Mas, seu itinerário não é unicamente geográfico. A grande originalidade da história e da vida de Inácio não é a que ocorreu fora, mas a que aconteceu dentro dele mesmo. Sua principal contribuição à história da Igreja e da humanidade não é o que pessoalmente ele realizou em suas atividades de apostolado e de governo, ou sua obra exterior mais conhecida, a Companhia de Jesus, mas a descoberta de seu "mundo interior" e, através dela, a descoberta desse continente sempre inexplorado e surpreendente, que é o coração, onde acontece o mais importante e decisivo em cada pessoa.
Tudo começou em 20 de março de 1521. A "bala" que feriu Inácio na batalha de Pamplona não transpassou tão somente sua perna; atravessou também, de modo igualmente profundo e traumático, todo o mundo de ambições e sonhos de glória que ele havia buscado e fantasiado até esse momento. Todo um sistema de ideais se vê deste modo derrubado.
Foi forçado a um confinamento, de uns nove meses. Nas primeiras semanas debateu-se com a dor e com a morte, mas logo começou a abrir-se, para ele, algo diferente, e desse tempo nasceu um homem novo.
Um castelo interior (um tipo ideal de homem) se desmoronou, ao mesmo tempo que começou a surgir outro edifício humano, não mais centrado na busca de poder e prestígio, mas na força dos grandes desejos e na sedução pela pessoa de Jesus Cristo, que, desde então, ocupará a tela inteira de sua vida.
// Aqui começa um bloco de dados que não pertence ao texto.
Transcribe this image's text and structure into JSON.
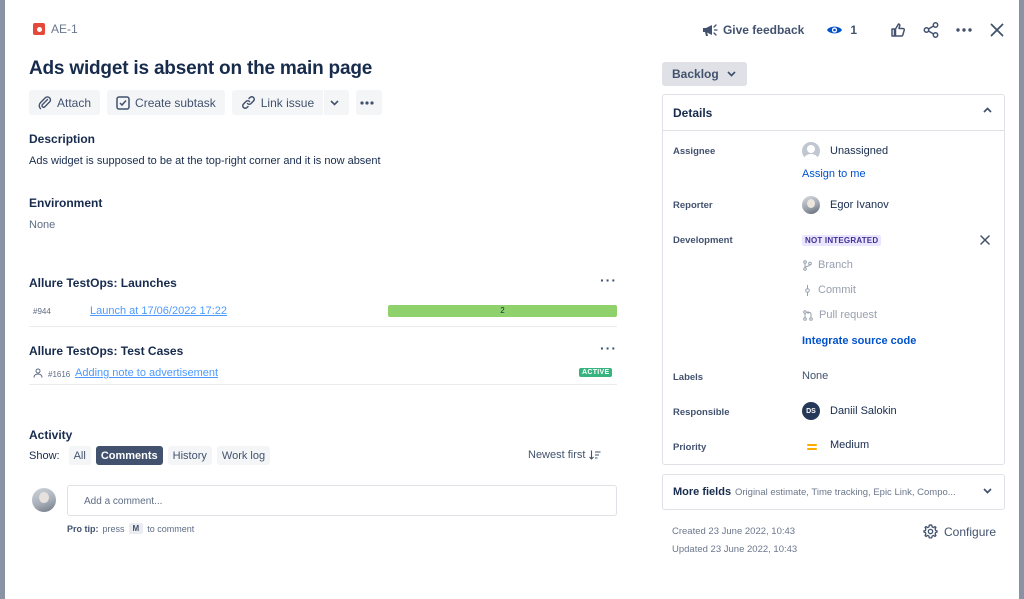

A partir deste momento, toma como ponto de partida o protagonismo ativo e criativo de Deus em sua história pessoal. Inácio é movido a fazer uma leitura de sua própria história com a chave do protagonismo de Deus. A leitura de alguns livros, como Vita Christi e Legenda Áurea foi, para ele, a primeira porta de acesso ao Mistério.
Da "leitura de textos" à "leitura de si mesmo": este é o deslocamento que Inácio experimenta em seu interior. Inicia-se uma travessia do "texto escrito" ao "texto da vida". Leitura provocativa e questionadora, pois ela desmonta uma estrutura fincada em falsos fundamentos e desperta o desejo de construir a vida sobre uma nova base. Uma leitura conflituosa, marcada por resistências e medos, mas, ao mesmo tempo, uma leitura atenta e centrada, com pausas para reflexão sobre as reações que ela despertava. Leitura que o compromete com outra escrita, carregada de sentido, valor e utopia. Leitura que o ajuda a "ordenar" seu mundo interior. Descobre, então, ser possuidor de uma profundidade que é seu mistério íntimo e pessoal.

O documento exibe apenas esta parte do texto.